Paris, the anti-gang squad does things their own way, causing much in collateral damage and related costs. A group of highly organized robbers is hitting banks and jewelry stores around the city. The squad goes after them but is stop when a change in management benches them in favor of a more by the book squad. As things are escalating, the original squad decides to go after the robbers even though they are banned from doing so. All kinds of action film goodness ensue.
Antigang is also known as The Squad and The Sweeney: Paris depending where you are seeing it. It’s an adaptation of the British film The Sweeney, itself an adaptation of the tv series The Sweeney. The film The Sweeney was written by John Hodge and Nick Love, Francois Loubeyre and Tristan Schulman adapted it for this French version which is very French in many ways, including location and cast of course, but mostly in how French action films have evolved this last decade. This adaptation is directed by Benjamin Rocher who also directed La Horde, a horror action film worth checking out. Here he takes the script and builds a fun action film that doesn’t pretend to be anything else. No big message, no moral outside of the bad guys are bad and the good guys are good.

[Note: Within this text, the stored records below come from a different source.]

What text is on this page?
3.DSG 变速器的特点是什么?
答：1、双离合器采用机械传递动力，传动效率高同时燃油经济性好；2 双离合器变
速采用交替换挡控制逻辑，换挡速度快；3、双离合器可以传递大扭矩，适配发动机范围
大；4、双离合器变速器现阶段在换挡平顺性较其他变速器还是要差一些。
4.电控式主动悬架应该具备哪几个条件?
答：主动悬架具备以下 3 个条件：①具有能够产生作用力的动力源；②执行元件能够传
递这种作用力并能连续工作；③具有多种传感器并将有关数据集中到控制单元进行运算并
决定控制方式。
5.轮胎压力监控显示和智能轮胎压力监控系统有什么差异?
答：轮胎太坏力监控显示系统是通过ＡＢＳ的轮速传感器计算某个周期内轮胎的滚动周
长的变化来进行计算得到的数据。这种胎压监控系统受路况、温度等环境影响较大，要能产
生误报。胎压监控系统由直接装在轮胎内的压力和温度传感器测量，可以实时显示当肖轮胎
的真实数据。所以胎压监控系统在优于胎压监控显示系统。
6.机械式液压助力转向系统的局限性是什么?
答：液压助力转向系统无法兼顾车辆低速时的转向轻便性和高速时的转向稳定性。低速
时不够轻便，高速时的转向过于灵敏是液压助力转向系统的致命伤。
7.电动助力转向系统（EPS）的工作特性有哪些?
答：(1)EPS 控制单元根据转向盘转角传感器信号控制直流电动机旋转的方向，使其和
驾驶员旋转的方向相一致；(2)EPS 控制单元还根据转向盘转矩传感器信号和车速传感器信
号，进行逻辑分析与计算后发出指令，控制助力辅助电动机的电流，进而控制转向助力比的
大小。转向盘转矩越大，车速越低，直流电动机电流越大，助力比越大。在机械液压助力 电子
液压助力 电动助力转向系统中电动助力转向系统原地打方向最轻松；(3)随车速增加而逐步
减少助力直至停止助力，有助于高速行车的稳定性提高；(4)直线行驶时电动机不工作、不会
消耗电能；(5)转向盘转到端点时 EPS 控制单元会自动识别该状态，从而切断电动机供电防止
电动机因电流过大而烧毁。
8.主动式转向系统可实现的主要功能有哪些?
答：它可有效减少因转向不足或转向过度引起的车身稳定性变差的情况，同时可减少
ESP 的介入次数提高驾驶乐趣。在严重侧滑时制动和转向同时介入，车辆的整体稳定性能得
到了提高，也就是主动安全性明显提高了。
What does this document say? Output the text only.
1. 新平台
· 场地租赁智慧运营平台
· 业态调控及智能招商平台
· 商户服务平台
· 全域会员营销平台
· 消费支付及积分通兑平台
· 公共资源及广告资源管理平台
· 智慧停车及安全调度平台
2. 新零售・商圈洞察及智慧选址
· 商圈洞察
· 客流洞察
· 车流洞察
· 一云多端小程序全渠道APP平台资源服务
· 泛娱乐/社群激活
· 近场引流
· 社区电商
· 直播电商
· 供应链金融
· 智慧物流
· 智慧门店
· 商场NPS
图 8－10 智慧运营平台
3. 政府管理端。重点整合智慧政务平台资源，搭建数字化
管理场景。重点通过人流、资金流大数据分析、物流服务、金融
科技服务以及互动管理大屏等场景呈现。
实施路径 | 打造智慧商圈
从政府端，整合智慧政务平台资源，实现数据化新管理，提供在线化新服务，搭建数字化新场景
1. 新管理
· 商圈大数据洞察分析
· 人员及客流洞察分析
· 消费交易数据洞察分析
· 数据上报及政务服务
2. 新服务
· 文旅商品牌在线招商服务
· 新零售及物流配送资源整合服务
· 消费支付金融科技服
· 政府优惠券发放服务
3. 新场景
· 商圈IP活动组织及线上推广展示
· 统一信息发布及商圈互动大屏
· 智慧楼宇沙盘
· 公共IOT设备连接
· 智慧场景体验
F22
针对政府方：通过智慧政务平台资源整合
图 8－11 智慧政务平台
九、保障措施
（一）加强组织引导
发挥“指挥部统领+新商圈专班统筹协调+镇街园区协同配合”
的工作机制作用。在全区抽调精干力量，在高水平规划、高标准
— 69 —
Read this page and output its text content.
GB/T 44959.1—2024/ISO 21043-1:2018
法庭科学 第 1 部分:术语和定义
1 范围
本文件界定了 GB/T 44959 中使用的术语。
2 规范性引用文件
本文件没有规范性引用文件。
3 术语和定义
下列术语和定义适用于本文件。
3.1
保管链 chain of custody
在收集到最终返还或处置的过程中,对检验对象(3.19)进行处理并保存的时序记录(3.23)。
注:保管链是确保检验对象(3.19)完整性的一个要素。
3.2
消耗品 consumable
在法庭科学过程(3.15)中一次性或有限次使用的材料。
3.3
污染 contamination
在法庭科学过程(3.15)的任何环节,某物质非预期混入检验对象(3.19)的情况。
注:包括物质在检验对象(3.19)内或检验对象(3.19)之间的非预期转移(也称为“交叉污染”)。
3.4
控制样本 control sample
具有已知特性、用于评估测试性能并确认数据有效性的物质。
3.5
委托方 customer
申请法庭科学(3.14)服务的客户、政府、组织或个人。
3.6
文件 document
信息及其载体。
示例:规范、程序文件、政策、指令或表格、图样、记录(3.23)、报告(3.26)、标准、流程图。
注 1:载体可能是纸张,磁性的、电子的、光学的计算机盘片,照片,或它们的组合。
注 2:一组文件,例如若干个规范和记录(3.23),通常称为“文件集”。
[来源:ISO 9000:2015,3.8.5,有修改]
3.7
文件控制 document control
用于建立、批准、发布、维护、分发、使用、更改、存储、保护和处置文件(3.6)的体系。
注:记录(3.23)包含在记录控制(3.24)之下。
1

The action sequences here, including the film’s opening, actually show the action, something reminiscent of 80s and 90s action films that has gotten lost in recent years with the over edited movies we have been getting. The characters are somewhat developed, their relationships to each other and work much more so than who they are deeply, but this is something that works here. The squad is a team and they depend on and care for each other. A few characters such as their leader, Serge, and his second in command, Cartier, have more meat on their bones and this leads to them being the ones the audience cares for the most as well as the ones that spend the most time on screen. Cast as Serge is Jean Reno, a fixture of French (and French action) cinema since his start in Luc Besson’s Subway and as Cartier is Alban Lenoir, both of whom give very good performances elevating this actioner above the usual bang-pow-bam of most action films, keeping the viewers’ attention on them when they are on screen, giving off a chemistry that makes their friendship believable.
The rest of the cast also does well, but these two carry most of the movie and give the best performances. Reno being an actor who can take any part and make it work is always a good choice for layered characters, may it be in a drama or an action film like this one. Worth noting, in this film are the fight and action scenes. The film opens on one of these and has a few more peppered throughout, these scenes are fun and shot in a way that adds to the actual action, not shying away from any of it. Not everything is cut and edited to death and the action is shown, not off screen, adding to the entertainment the film offers.
Having not seen the original series or movie The Sweeney yet, I cannot compare Antigang to it or judge it as a new adaptation, but as it stands, it’s a very entertaining action film that should not bore anyone with strong performances and a simple but good story. It can easily be added to the bunch of good French action films released in the last decade or so.